Ian O'Doherty: And the magic word is ... ARRRGGHHH!
One of the things I most enjoyed about last week was sniffily informing my mates and colleagues that Leonard Cohen is overrated.
As it happens, I don't think Leonard Cohen is overrated at all. In fact, I admire him hugely.
But the sheer levels of adoration being directed towards him by everyone I know became rather grating, so you know yourself, I decided to have some fun at their expense.
One of the arguments I used was that he simply appealed to a particularly middle-class audience, the kind of eejits who boast about bringing their hideous offspring to the Electric Picnic -- that sort of thing.
And, as it turns out, I might not have been far off the truth.
Herald movie critic George Byrne went to Cohen on Friday night.
Like me, he wouldn't be a fan of little people -- children, not midgets, you idiots -- going to gigs and he spoke with a mixture of rage and bafflement about how, an hour into Cohen's three-and-a-half-hour set, the entire block he was sitting in was shocked to hear a baby crying.
What sort of person would bring a child to a gig like that, he whined into his pint.
When I pointed out that maybe it was someone's ringtone, he looked aghast and spluttered: "A baby crying as your ringtone? What class of a person would do something like that? Jesus, the world's gone mad."

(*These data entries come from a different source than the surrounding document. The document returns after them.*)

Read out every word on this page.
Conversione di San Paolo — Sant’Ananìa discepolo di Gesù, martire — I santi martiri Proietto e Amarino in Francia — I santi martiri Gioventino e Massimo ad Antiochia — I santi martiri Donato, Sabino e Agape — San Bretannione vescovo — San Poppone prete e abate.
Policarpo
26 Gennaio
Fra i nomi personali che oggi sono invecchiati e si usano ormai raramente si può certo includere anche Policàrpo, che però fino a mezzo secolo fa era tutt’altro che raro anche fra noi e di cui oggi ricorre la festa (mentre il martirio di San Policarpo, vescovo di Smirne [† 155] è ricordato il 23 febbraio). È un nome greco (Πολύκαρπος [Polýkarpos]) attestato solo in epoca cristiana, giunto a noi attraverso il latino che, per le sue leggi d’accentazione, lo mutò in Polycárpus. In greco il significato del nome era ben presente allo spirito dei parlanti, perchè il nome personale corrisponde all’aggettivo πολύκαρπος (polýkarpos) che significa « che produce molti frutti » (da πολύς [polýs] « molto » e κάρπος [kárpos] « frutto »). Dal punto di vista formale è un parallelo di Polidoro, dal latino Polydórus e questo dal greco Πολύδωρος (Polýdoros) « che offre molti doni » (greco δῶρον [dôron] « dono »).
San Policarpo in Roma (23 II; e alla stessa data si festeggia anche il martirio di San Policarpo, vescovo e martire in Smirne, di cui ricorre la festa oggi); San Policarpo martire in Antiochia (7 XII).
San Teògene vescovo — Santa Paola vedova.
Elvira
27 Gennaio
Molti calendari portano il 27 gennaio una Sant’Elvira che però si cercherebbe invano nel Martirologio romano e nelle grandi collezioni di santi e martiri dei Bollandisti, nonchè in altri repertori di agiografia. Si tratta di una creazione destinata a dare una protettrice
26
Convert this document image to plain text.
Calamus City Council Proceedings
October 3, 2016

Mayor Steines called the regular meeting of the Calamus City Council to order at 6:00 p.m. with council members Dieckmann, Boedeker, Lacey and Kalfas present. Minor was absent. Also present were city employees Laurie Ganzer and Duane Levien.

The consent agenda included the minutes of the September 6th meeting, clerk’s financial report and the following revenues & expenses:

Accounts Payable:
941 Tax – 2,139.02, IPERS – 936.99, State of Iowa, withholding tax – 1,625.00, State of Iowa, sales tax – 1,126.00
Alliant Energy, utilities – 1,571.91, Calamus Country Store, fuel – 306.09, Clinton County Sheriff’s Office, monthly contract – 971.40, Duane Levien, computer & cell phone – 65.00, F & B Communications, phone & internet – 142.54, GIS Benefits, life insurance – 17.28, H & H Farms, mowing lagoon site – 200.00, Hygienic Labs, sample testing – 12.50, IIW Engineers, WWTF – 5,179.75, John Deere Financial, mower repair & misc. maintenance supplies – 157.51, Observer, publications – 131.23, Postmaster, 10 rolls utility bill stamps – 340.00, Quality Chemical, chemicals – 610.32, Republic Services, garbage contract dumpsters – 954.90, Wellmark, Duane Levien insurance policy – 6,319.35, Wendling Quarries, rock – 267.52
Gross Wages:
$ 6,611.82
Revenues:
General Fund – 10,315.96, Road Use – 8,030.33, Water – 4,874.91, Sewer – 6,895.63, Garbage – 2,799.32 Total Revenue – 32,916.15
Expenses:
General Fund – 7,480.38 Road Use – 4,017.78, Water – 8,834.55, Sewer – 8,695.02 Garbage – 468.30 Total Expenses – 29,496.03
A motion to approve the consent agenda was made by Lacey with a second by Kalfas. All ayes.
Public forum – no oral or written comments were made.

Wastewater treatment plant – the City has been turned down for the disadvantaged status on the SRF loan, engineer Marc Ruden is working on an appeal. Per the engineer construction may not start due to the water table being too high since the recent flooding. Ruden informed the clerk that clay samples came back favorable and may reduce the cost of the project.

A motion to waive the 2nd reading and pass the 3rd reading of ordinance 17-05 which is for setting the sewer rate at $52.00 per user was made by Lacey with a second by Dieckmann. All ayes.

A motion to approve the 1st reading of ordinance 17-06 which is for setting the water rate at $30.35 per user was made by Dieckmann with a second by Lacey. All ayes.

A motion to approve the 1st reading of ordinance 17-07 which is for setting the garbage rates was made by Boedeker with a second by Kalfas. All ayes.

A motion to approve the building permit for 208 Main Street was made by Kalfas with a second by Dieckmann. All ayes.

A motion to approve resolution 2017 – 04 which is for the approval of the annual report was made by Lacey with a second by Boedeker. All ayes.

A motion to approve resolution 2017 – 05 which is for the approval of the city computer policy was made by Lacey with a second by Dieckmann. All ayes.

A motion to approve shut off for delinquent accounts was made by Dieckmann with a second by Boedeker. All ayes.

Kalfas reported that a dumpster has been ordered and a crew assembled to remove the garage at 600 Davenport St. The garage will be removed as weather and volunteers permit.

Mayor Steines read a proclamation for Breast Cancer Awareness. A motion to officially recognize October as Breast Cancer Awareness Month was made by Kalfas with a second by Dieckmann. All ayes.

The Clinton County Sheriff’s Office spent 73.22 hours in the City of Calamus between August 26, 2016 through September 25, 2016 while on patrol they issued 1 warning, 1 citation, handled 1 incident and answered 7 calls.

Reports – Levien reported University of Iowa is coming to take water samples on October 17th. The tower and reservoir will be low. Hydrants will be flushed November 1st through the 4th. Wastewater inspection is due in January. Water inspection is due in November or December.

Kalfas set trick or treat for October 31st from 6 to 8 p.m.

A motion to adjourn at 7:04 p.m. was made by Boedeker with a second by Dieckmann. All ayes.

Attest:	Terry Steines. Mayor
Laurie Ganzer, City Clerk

Well, I guess there's no pleasing some people.
Really? You sure about that?
As the row over the publication of the extremely boring topless pictures of Kate Middleton (you may have heard about it) rumbles on interminably, there has been the usual hand-wringing and debating.
And I was interested in what one commentator had to say.
The pictures were soft porn, she claimed, and were obviously directed at men because men like porn.
The insinuation was that men were sex-obsessed morons and . . . well, I can't really make an argument against that point.
But as for the insinuation that only men get off on porn, I have one question -- what is Fifty Shades of Grey about? Knitting? Shopping for shoes? Other girly pursuits?
Right, he's out of the gang . . .
A mate of mine who happens to be gay -- it's not something that defines him, he says, it's just one aspect of his nature -- is constantly frustrated at how other gay people want to co-opt him to various causes.
And it would appear that Rupert Everett feels the same way.
The actor has fallen foul of the gay rights lobby after he gave an interview in The Sunday Times in which he decried the idea of having two gay parents, saying that his mother thinks children should have a man and woman as parents, and he added that: "I can't think of anything worse than having two gay parents. That's just my opinion."
This has sparked outrage with numerous gay rights groups such as GLAAD (Gay & Lesbian Alliance Against Defamation) condemning him for his "outdated opinions" while other groups have had a right go at him and demanded that he go out and meet gay parents and their happy kids.
Um, guys, guys, a quick question -- what part of the phrase "that's just my opinion" don't you understand?
After all, it's not as if gay people have some secret meeting every week where they set the agenda for how they all feel.
Or -- cue sinister music -- do they?
After all, can a gay person like Everett be anti-gay?
Answers on the back of a fiver to the usual address.
Actually, I'm completely skint, so make that answers on the back of a tenner to the usual address, please.
A sad loss
Part of mine and Mrs iSpy's weekend routine involves recording the Sunday Supplement on Sky, then watching it just before a match while a nice roast is in the oven.
It's a comforting part of winter and the round-table discussion between the football writers is always informative and entertaining -- and when Henry Winter and Shaun Custis are on together, also quite heated.
It was hosted up until last year by Brian Woolnough (pictured), who was an engaging and hugely knowledgeable figure in the game.
He began to lose weight almost in front of our eyes last year and didn't return for this season.
He died yesterday of bowel cancer and will be missed.
God help us if there's war . . .
When you think of German soldiers, you tend to think of pretty unpleasant things, or have I just been watching the Military channel too much?
But when you think of them, timidity wouldn't be a trait that immediately springs to mind.
But it seems they don't make them like they used to.
German squaddies in Munster have been reprimanded by their sergeant -- after they refused to do night training because of a pack of
"They sneak up on us without any sound and try to bite us," says one soldier, while another was disciplined because "he squealed during the night training mission and gave his position away".
Honestly, the SS would be so ashamed.